07 Jan The Flat White: A Better Kind of Latte
With Starbucks’ announcement to add Flat Whites to their menu, it’s safe to say they are now in the mainstream, but what is it?
From the looks, the Flat White is latte without the art; but like all coffee drinks, there are some small differences:
Size: A latte can be vary in sizes, flat whites are typically 8oz. They can be made larger, but the idea is to have a 1:3 ratio so the coffee does most of the talking.
Espresso: Flat whites are made with two ristretto shots of espresso. Also called a “short shot,” ristretto espresso is a shot of coffee without the final bitter drops.
Milk: Flat whites are made with milk that has been steamed, but not aerated, creating small bubbles, a sweet rich taste and a velvetine texture.

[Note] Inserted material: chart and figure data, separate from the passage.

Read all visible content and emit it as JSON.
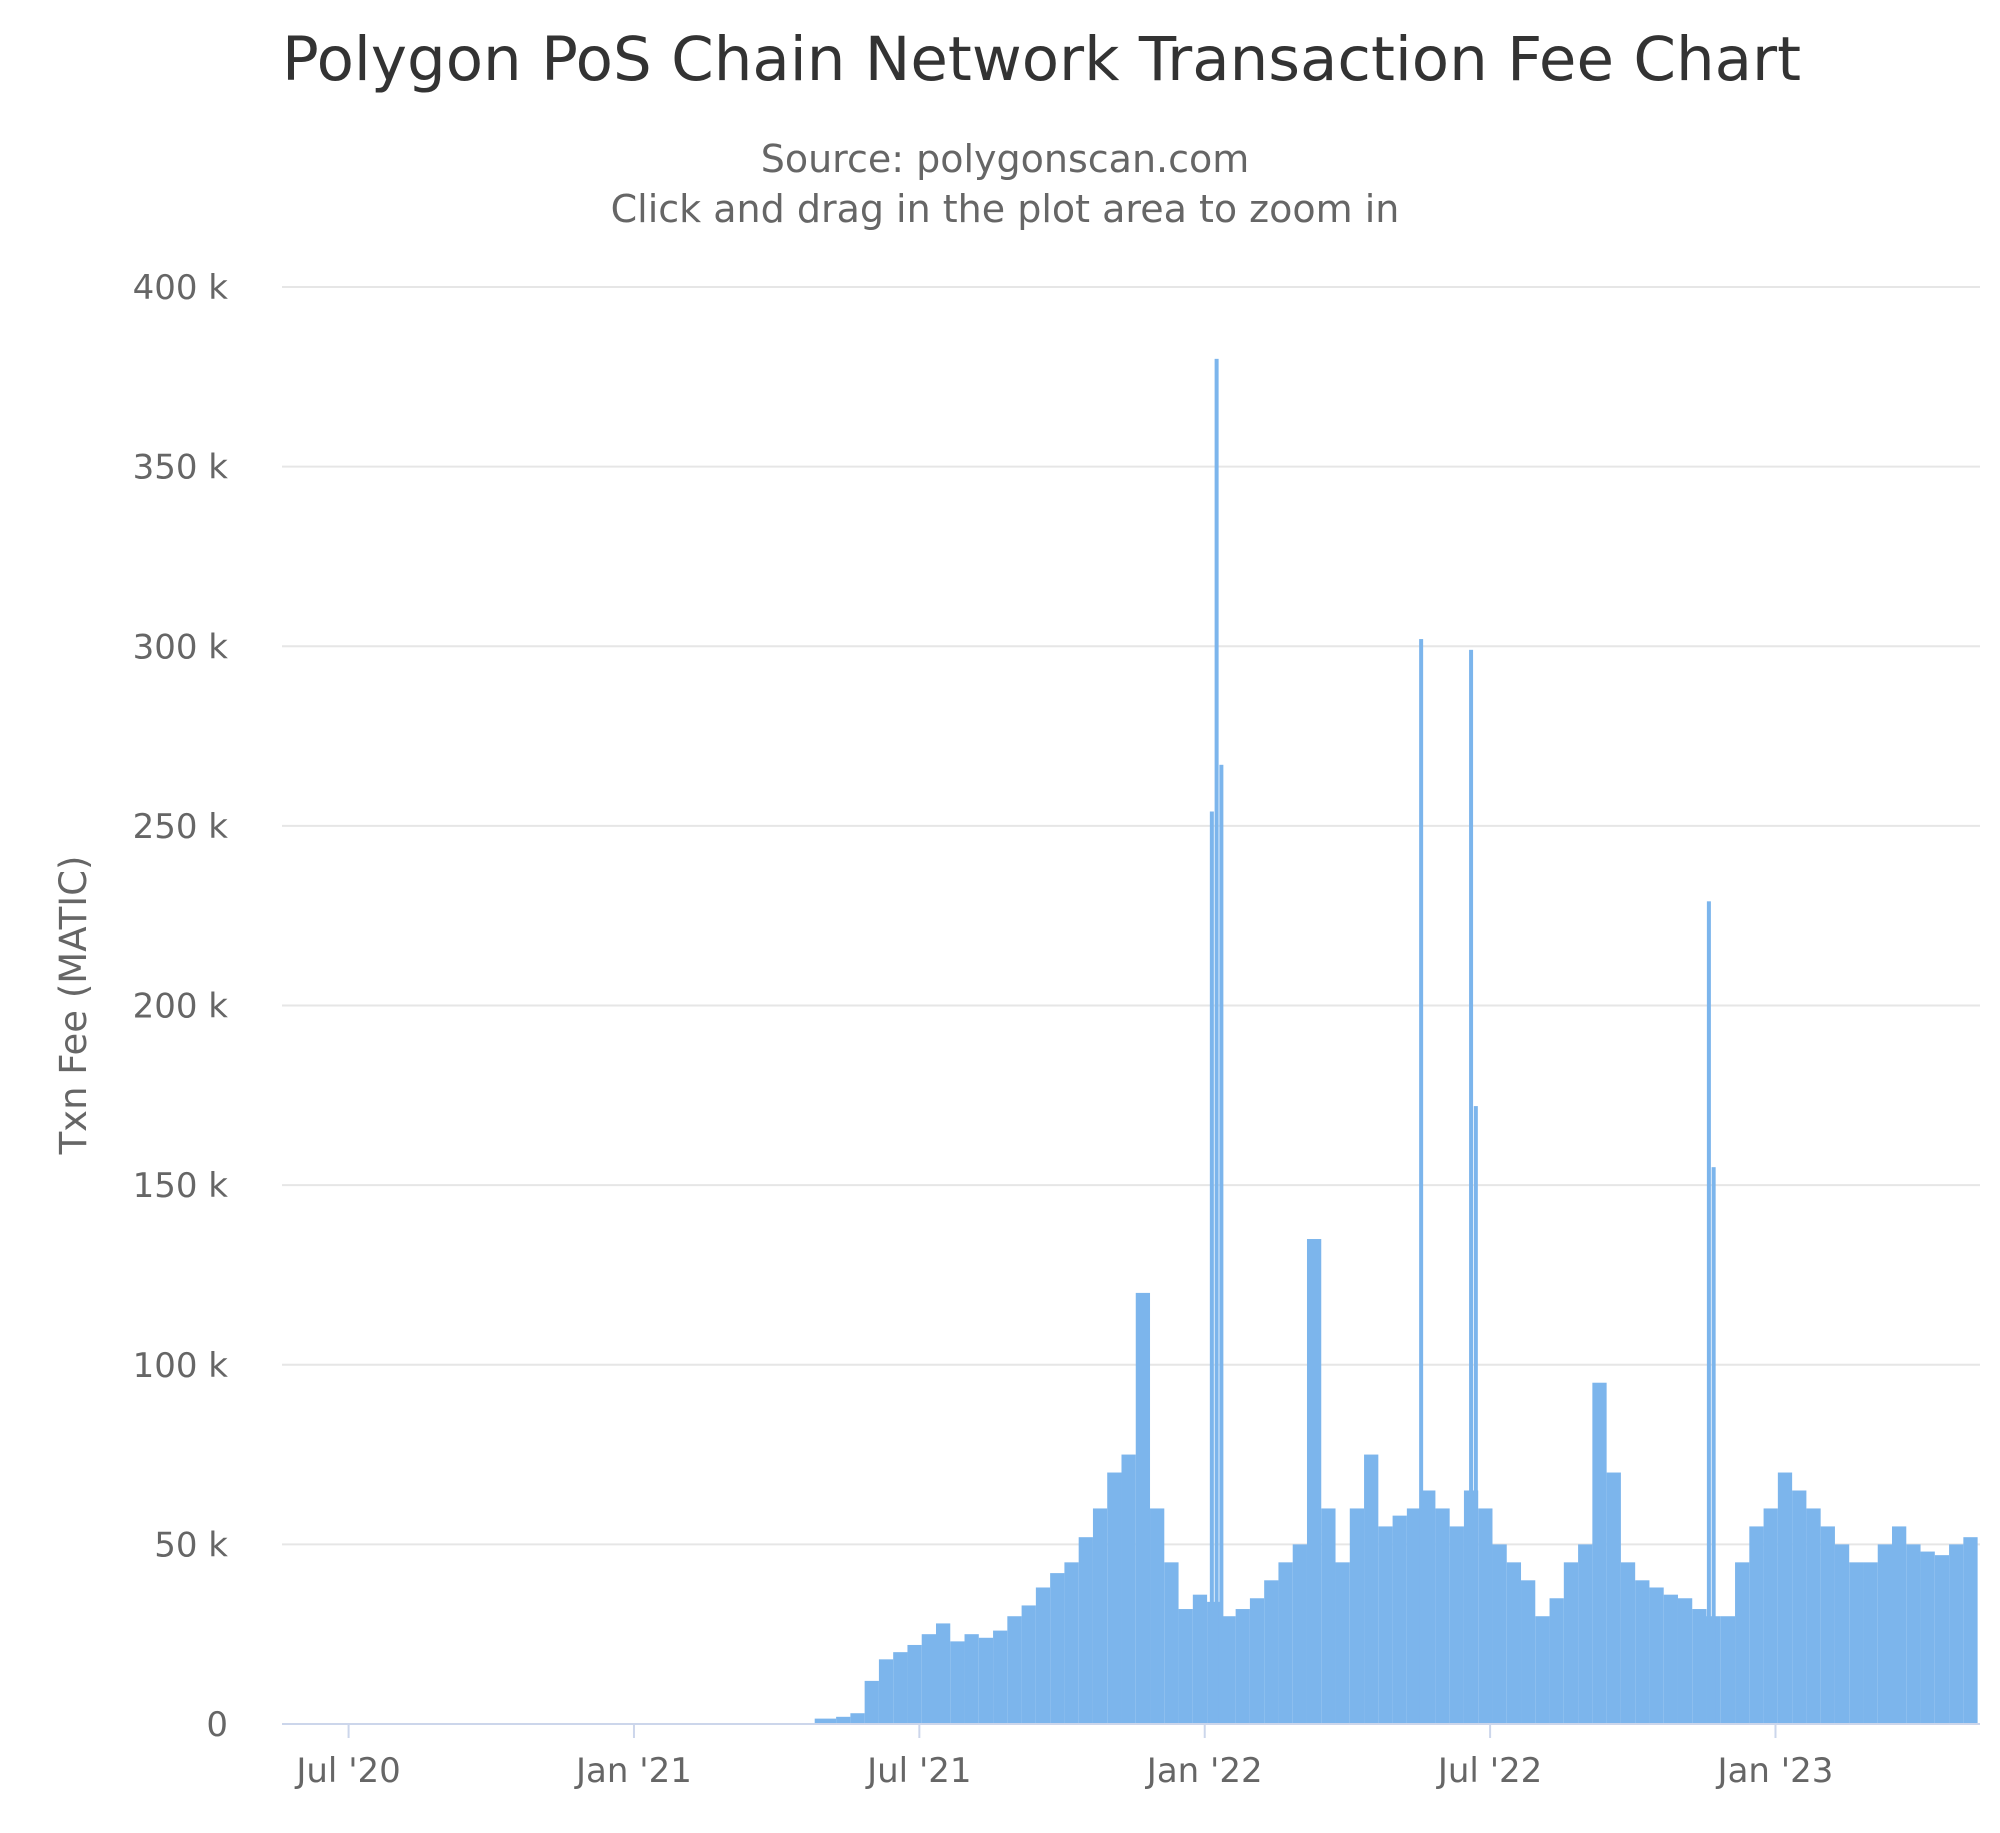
{
  "chart_data": {
    "type": "bar",
    "title": "Polygon PoS Chain Network Transaction Fee Chart",
    "subtitle": "Source: polygonscan.com",
    "instruction": "Click and drag in the plot area to zoom in",
    "xlabel": "",
    "ylabel": "Txn Fee (MATIC)",
    "ylim": [
      0,
      400000
    ],
    "y_ticks": [
      0,
      50000,
      100000,
      150000,
      200000,
      250000,
      300000,
      350000,
      400000
    ],
    "y_tick_labels": [
      "0",
      "50 k",
      "100 k",
      "150 k",
      "200 k",
      "250 k",
      "300 k",
      "350 k",
      "400 k"
    ],
    "x_tick_labels": [
      "Jul '20",
      "Jan '21",
      "Jul '21",
      "Jan '22",
      "Jul '22",
      "Jan '23"
    ],
    "x_tick_months": [
      0,
      6,
      12,
      18,
      24,
      30
    ],
    "x_range_months": [
      -1.4,
      34.3
    ],
    "grid": true,
    "legend": "none",
    "series": [
      {
        "name": "Txn Fee (MATIC)",
        "x_month": [
          -0.5,
          0.5,
          1.5,
          2.5,
          3.5,
          4.5,
          5.5,
          6.5,
          7.5,
          8.5,
          9.5,
          10.1,
          10.4,
          10.7,
          11.0,
          11.3,
          11.6,
          11.9,
          12.2,
          12.5,
          12.8,
          13.1,
          13.4,
          13.7,
          14.0,
          14.3,
          14.6,
          14.9,
          15.2,
          15.5,
          15.8,
          16.1,
          16.4,
          16.7,
          17.0,
          17.3,
          17.6,
          17.9,
          18.2,
          18.5,
          18.8,
          19.1,
          19.4,
          19.7,
          20.0,
          20.3,
          20.6,
          20.9,
          21.2,
          21.5,
          21.8,
          22.1,
          22.4,
          22.7,
          23.0,
          23.3,
          23.6,
          23.9,
          24.2,
          24.5,
          24.8,
          25.1,
          25.4,
          25.7,
          26.0,
          26.3,
          26.6,
          26.9,
          27.2,
          27.5,
          27.8,
          28.1,
          28.4,
          28.7,
          29.0,
          29.3,
          29.6,
          29.9,
          30.2,
          30.5,
          30.8,
          31.1,
          31.4,
          31.7,
          32.0,
          32.3,
          32.6,
          32.9,
          33.2,
          33.5,
          33.8,
          34.1
        ],
        "values": [
          0,
          0,
          0,
          0,
          0,
          0,
          0,
          0,
          0,
          0,
          0,
          1500,
          2000,
          3000,
          12000,
          18000,
          20000,
          22000,
          25000,
          28000,
          23000,
          25000,
          24000,
          26000,
          30000,
          33000,
          38000,
          42000,
          45000,
          52000,
          60000,
          70000,
          75000,
          120000,
          60000,
          45000,
          32000,
          36000,
          34000,
          30000,
          32000,
          35000,
          40000,
          45000,
          50000,
          135000,
          60000,
          45000,
          60000,
          75000,
          55000,
          58000,
          60000,
          65000,
          60000,
          55000,
          65000,
          60000,
          50000,
          45000,
          40000,
          30000,
          35000,
          45000,
          50000,
          95000,
          70000,
          45000,
          40000,
          38000,
          36000,
          35000,
          32000,
          30000,
          30000,
          45000,
          55000,
          60000,
          70000,
          65000,
          60000,
          55000,
          50000,
          45000,
          45000,
          50000,
          55000,
          50000,
          48000,
          47000,
          50000,
          52000
        ]
      }
    ],
    "annotations": [
      {
        "x_month": 18.25,
        "value": 380000,
        "label": ""
      },
      {
        "x_month": 18.35,
        "value": 267000,
        "label": ""
      },
      {
        "x_month": 18.15,
        "value": 254000,
        "label": ""
      },
      {
        "x_month": 22.55,
        "value": 302000,
        "label": ""
      },
      {
        "x_month": 23.6,
        "value": 299000,
        "label": ""
      },
      {
        "x_month": 23.7,
        "value": 172000,
        "label": ""
      },
      {
        "x_month": 28.6,
        "value": 229000,
        "label": ""
      },
      {
        "x_month": 28.7,
        "value": 155000,
        "label": ""
      }
    ]
  }
}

When milk is steamed past 170 degrees, it loses much of its flavor in favor of volume. Also, the milk is free-poured into the espresso, combining the two instead of keeping a foam layer on top of the milk like in a latte.
The flavor of a Flat White is similar a concentrated latte; creamier, stronger, and slightly sweeter.
While the Flat White doesn’t do anything radically new, it reflects the difference between two coffee cultures. The Flat White comes from the land of no-nonsense coffee: Australia. With names like ‘short black’ (espresso) and ‘long black’ (americano), the flat white perfectly represents the Australian coffee culture built from quick espresso-based drinks. Simplicity is favored and modified instead of the elaborate sugar syrup saturated drinks that were popularized by Starbucks.
Why is it getting popular? The drink falls perfectly into line with the current trend of third wave coffee shops. Before Starbucks added the item to their menu the drink had been popping up around the US and rest of the world so get a Flat White and celebrate the un-sugared simplicity of change.